Description of problem: We installed HPP CR with pvcTemplate based on CEPH storage class. CEPH got CriticallyFull and some hpp-pool pods couldn't create. Version-Release number of selected component (if applicable): 4.12, 4.11, 4.10 How reproducible: Only when there's a problem with the underlying storage class Steps to Reproduce: 1. Create HPP CR with pvcTemplate based on CEPH 2. Use all CEPH storage 3. Delete HPP CR Actual results: $ oc get pods -A | grep hpp openshift-cnv hpp-pool-29ab9406-85bc665cdb-wqz7j 1/1 Running 0 46h openshift-cnv hpp-pool-4356e54b-7ccf5c44d-95tkr 1/1 Running 0 46h openshift-cnv hpp-pool-7dfd761c-6ffd959c85-tfqds 0/1 ContainerCreating 0 19m $ oc delete hostpathprovisioner hostpath-provisioner hostpathprovisioner.hostpathprovisioner.kubevirt.io "hostpath-provisioner" deleted (STUCK) $ oc get jobs -n openshift-cnv NAME COMPLETIONS DURATION AGE cleanup-pool-4dd1b8bf 0/1 13m 13m cleanup-pool-d1954b6a 0/1 13m 13m cleanup-pool-edb68ab8 1/1 6s 13m Expected results: HPP CR deleted Additional info: As a W/A: delete the cleanup pods manually, they will be recreated and they will complete successfully. HPP CR: apiVersion: hostpathprovisioner.kubevirt.io/v1beta1 kind: HostPathProvisioner metadata: name: hostpath-provisioner spec: imagePullPolicy: IfNotPresent storagePools: - name: hpp-csi-local-basic path: "/var/hpp-csi-local-basic" - name: hpp-csi-pvc-block pvcTemplate: volumeMode: Block storageClassName: ocs-storagecluster-ceph-rbd accessModes: - ReadWriteOnce resources: requests: storage: 100Gi path: "/var/hpp-csi-pvc-block" workload: nodeSelector: kubernetes.io/os: linux
Alexander, could you please take a look?
please ignore, made wrong change
we will only fix the bug on 4.11.z and 4.12.0
Alexander please triage.
This has been reproduced when the storage used in the pvcTemplate had an issue and we tried to clean it up.
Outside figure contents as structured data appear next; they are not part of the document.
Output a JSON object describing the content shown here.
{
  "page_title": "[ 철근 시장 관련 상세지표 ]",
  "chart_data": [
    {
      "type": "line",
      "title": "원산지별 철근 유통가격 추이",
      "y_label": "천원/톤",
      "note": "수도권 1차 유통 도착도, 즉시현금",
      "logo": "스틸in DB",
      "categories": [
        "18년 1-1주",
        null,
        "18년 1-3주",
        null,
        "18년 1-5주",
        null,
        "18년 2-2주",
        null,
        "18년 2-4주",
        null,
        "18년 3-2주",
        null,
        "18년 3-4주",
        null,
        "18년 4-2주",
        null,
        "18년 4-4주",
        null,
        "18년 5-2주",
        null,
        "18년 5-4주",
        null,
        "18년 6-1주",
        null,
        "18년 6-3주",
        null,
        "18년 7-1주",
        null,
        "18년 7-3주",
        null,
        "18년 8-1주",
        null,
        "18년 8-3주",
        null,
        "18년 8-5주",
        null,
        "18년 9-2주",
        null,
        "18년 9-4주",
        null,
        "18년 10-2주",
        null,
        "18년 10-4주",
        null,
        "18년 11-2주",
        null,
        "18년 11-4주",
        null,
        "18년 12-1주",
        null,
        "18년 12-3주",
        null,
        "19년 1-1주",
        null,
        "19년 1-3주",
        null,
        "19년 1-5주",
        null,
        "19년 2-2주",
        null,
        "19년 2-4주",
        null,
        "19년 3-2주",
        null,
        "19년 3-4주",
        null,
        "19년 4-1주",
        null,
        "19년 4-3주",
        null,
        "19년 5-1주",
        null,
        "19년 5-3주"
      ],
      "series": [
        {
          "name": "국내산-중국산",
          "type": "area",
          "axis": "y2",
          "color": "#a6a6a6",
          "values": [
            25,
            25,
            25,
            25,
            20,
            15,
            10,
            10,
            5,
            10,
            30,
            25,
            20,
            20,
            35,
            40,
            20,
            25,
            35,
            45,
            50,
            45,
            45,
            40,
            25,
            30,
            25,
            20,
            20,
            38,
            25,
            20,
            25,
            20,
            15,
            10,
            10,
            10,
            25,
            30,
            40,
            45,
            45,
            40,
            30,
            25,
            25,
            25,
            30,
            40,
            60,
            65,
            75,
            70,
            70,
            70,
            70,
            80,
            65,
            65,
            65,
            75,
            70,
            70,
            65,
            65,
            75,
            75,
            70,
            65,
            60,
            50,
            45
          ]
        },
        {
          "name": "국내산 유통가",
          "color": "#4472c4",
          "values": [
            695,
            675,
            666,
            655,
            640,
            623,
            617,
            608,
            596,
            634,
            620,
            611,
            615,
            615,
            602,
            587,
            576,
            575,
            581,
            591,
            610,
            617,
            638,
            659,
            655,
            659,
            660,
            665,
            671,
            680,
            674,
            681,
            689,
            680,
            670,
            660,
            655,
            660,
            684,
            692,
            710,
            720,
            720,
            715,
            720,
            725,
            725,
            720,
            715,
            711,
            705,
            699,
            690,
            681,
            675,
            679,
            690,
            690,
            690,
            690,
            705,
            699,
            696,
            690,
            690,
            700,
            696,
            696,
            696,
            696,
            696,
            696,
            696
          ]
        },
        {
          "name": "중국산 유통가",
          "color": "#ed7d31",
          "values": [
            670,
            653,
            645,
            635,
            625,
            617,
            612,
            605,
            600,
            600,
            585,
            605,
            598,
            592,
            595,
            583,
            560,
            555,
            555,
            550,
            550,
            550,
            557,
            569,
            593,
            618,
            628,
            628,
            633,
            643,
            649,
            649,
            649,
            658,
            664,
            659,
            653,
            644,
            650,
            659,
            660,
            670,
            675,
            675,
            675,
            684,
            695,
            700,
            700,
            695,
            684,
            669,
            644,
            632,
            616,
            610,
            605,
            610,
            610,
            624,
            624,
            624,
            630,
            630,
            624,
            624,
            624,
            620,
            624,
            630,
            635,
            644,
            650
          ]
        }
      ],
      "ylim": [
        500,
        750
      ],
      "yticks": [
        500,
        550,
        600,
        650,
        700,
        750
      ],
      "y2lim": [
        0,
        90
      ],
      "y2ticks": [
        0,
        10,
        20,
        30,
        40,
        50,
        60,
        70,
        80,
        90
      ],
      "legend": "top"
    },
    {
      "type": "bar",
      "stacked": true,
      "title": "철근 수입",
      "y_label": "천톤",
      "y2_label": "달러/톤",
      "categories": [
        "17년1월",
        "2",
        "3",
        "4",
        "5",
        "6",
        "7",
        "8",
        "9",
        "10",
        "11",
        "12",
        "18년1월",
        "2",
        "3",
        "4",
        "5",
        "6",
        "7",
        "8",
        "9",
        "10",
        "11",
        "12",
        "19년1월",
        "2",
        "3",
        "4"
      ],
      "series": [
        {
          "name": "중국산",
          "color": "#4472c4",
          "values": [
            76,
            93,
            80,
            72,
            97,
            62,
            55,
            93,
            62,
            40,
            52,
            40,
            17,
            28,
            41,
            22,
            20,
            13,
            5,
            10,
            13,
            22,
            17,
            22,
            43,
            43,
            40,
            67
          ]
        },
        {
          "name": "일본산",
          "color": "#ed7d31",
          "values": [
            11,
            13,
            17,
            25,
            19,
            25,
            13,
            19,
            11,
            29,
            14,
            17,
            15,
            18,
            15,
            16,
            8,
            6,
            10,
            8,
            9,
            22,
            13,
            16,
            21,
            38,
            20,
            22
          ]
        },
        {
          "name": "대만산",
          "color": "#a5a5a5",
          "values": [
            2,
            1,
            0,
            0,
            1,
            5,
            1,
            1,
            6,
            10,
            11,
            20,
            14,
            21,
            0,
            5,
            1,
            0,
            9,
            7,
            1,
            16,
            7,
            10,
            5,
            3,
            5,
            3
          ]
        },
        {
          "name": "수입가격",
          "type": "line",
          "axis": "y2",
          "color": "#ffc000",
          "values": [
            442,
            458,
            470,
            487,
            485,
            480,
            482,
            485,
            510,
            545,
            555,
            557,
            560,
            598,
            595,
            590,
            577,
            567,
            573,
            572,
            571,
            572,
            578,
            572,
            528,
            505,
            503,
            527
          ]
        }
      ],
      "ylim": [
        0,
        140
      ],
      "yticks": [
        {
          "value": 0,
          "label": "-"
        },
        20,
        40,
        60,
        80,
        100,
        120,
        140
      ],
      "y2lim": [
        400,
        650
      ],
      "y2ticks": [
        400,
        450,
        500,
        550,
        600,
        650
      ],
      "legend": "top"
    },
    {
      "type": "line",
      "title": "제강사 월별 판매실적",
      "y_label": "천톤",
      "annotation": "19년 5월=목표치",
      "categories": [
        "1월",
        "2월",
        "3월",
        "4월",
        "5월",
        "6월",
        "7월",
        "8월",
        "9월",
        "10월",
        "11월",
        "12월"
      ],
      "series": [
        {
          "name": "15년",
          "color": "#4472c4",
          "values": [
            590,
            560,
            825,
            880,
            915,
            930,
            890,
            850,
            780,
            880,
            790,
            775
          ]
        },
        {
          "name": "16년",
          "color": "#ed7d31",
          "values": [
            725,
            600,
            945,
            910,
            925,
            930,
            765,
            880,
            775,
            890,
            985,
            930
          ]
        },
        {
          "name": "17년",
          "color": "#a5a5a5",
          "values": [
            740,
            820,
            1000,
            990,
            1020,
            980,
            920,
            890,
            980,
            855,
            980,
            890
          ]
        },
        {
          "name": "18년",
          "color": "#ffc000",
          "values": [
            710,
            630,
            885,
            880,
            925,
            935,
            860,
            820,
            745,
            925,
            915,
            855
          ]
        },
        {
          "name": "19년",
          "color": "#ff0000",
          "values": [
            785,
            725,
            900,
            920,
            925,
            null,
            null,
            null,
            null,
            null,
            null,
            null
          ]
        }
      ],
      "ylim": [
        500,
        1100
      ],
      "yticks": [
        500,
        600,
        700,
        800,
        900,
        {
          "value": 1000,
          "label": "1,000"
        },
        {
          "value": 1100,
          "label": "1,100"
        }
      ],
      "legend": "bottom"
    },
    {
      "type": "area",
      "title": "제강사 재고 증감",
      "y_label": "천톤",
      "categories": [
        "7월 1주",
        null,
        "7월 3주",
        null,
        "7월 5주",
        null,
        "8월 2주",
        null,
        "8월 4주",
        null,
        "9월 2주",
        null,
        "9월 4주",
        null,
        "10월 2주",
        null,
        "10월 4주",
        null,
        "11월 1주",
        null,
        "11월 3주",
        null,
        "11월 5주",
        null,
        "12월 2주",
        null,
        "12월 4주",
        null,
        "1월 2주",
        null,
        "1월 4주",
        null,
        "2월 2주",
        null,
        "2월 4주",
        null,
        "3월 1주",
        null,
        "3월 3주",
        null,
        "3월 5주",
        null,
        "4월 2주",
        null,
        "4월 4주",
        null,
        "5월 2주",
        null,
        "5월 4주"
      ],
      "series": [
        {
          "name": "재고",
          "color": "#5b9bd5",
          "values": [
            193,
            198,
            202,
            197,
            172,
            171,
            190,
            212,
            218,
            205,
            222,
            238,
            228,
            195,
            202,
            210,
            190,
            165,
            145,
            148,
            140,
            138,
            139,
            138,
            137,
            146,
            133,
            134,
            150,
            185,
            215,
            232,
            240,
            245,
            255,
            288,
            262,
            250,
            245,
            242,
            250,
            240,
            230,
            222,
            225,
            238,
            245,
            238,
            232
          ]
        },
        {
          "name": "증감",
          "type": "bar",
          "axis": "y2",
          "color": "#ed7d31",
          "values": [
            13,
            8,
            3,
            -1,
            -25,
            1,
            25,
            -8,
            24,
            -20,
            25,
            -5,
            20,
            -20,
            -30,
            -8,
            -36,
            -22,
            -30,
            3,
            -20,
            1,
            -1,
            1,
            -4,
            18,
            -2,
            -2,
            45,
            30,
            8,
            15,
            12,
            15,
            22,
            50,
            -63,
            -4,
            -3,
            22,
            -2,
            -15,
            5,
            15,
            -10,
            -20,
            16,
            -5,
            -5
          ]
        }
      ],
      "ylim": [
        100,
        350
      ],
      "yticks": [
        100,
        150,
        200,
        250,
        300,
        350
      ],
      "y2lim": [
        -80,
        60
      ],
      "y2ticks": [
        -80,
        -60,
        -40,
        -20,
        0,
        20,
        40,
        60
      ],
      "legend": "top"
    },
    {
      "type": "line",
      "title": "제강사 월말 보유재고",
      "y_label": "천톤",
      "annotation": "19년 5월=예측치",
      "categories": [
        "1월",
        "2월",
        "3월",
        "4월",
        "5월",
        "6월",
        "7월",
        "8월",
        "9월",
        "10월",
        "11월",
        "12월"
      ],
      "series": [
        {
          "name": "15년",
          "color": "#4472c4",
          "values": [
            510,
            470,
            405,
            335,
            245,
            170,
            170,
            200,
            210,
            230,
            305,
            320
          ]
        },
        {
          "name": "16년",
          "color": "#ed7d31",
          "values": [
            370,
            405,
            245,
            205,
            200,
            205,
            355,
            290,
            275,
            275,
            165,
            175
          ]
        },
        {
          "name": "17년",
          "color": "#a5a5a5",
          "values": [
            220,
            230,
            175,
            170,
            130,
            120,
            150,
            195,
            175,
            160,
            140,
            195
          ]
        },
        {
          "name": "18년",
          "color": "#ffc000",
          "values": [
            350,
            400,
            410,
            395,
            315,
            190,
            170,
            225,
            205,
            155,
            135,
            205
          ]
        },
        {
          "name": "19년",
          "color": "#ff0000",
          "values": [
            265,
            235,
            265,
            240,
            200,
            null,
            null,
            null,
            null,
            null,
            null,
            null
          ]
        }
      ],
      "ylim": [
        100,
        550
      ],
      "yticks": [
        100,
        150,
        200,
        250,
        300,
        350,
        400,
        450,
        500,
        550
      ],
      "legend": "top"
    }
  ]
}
I would say this is pretty low priority and even if it does happen, you can clean up manually, it is just annoying that the automatic cleanup failed.
Retargeting to 4.13. This is a relatively low severity issue for an unlikely use case (running HPP on top of ceph). It would be nice to fix stuck cleanup jobs but it's not necessary to backport to such a fix to older versions.
Based on relatively low severity and possible manual W/A - closing the bug.